Bush invoked this practice with greater frequency and greater scope than any preceding president. The New York Times cites Miami University political scientist Christopher Kelley as finding that, by the time Bush left office, he had challenged about 1,200 provisions of bills — twice the number of all previous presidents combined.

While previous signing statements were often highly technical, Bush used them to further his assertion that the president’s wartime powers allowed him to ignore laws that Congress had passed and that he, moreover, had signed. He in particular disregarded congressional intentions on torture, surveillance and periodic reporting on the conduct of the USA Patriot Act.

Bush’s use of signing statements raised serious issues of separation of powers and reflected an expansive view of the "unitary executive" that seemed to have existed only in Bush’s circle of advisers.

During the presidential campaign, Sen. John McCain said he would never issue a signing statement and would instead veto the entire bill and sent it back to Congress to remove the objectionable provisions. Obama was more restrained in his stand.

In a memorandum to government agencies, Obama instructed executive branch officials to clear it with U.S. Attorney General Eric Holder before abiding by any of the Bush signing statements.

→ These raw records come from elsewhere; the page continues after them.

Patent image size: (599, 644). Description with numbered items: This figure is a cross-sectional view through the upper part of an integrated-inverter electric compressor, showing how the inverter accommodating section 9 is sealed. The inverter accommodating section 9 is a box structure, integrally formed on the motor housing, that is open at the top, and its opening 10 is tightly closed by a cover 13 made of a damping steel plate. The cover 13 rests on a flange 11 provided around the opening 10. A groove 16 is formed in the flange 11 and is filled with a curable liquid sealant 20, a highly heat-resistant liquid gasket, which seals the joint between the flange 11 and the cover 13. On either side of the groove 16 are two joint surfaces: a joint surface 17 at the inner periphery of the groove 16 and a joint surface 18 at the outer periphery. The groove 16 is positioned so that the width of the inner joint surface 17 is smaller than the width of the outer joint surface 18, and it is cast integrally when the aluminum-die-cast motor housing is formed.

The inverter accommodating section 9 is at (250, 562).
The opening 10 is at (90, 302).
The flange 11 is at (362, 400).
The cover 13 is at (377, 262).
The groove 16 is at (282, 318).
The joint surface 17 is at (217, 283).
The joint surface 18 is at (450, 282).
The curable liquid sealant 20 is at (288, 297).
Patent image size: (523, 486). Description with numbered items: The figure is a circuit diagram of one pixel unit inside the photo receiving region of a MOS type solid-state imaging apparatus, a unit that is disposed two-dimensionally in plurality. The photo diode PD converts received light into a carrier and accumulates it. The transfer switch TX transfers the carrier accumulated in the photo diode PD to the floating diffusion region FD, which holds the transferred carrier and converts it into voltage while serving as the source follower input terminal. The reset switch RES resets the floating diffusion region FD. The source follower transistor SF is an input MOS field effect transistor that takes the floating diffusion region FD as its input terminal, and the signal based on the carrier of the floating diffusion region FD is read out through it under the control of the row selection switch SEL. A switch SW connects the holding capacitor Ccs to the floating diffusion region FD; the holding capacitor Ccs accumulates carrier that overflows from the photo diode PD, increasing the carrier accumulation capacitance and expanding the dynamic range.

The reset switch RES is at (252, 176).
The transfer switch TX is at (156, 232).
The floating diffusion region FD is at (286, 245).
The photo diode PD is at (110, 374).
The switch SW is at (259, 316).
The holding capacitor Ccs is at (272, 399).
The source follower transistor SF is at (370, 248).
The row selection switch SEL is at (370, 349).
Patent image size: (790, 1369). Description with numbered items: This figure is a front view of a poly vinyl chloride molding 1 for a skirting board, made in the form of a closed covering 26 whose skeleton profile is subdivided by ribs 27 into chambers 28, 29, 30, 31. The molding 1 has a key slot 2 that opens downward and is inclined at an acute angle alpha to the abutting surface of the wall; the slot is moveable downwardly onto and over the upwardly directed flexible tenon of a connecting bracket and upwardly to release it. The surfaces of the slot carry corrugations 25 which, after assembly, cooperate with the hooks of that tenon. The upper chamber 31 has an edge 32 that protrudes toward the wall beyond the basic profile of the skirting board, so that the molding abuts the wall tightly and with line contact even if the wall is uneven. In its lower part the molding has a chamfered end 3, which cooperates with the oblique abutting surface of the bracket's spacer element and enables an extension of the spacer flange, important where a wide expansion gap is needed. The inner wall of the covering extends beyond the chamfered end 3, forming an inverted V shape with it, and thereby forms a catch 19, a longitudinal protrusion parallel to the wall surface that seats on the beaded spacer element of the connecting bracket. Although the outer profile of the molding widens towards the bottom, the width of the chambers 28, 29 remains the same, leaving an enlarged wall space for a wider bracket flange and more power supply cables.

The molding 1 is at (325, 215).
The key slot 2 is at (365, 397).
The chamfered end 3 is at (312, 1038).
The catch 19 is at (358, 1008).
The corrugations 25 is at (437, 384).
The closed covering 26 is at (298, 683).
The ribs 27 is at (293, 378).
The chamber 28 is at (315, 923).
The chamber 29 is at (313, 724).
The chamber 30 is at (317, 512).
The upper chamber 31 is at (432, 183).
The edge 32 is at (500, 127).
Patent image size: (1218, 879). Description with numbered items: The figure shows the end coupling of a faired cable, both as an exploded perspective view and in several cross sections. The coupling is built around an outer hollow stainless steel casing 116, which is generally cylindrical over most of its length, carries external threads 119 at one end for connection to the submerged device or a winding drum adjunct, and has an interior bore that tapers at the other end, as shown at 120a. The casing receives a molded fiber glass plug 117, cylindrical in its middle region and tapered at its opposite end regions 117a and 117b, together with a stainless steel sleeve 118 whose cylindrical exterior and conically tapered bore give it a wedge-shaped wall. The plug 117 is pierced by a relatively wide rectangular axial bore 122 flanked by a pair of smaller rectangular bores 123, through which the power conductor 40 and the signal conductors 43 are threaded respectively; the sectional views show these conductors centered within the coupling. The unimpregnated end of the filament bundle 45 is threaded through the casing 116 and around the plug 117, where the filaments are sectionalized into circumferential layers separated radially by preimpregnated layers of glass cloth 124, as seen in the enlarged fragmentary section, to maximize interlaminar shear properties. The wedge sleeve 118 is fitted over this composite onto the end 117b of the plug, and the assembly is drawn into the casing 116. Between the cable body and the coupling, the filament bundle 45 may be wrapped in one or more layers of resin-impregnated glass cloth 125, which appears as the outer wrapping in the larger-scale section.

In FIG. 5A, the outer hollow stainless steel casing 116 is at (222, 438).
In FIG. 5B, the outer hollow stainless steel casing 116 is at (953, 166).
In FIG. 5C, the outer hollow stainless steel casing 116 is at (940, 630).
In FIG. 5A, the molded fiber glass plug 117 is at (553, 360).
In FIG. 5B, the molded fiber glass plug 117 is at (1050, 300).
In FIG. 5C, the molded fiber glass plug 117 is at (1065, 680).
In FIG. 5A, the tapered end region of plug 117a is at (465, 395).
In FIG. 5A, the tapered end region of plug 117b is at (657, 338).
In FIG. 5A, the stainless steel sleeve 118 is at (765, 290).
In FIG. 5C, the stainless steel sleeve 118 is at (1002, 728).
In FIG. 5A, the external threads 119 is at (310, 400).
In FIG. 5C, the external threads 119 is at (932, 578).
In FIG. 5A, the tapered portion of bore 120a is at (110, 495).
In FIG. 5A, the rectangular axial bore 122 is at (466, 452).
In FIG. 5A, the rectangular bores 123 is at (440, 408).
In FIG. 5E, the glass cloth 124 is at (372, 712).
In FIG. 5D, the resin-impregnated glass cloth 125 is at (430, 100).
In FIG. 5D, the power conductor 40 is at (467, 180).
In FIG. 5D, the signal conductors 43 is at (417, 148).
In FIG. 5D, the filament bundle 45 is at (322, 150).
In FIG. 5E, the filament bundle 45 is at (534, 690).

Obama said that renouncing signing statements was impractical when Congress passes massive omnibus bills that a president would have to veto in their entirety because of a concern about a single provision. He promised to use signing statements only "to address constitutional concerns" and that he would do so with "conscience and restraint."

While this makes practical sense, it is hardly the clean break with the past that his supporters had expected.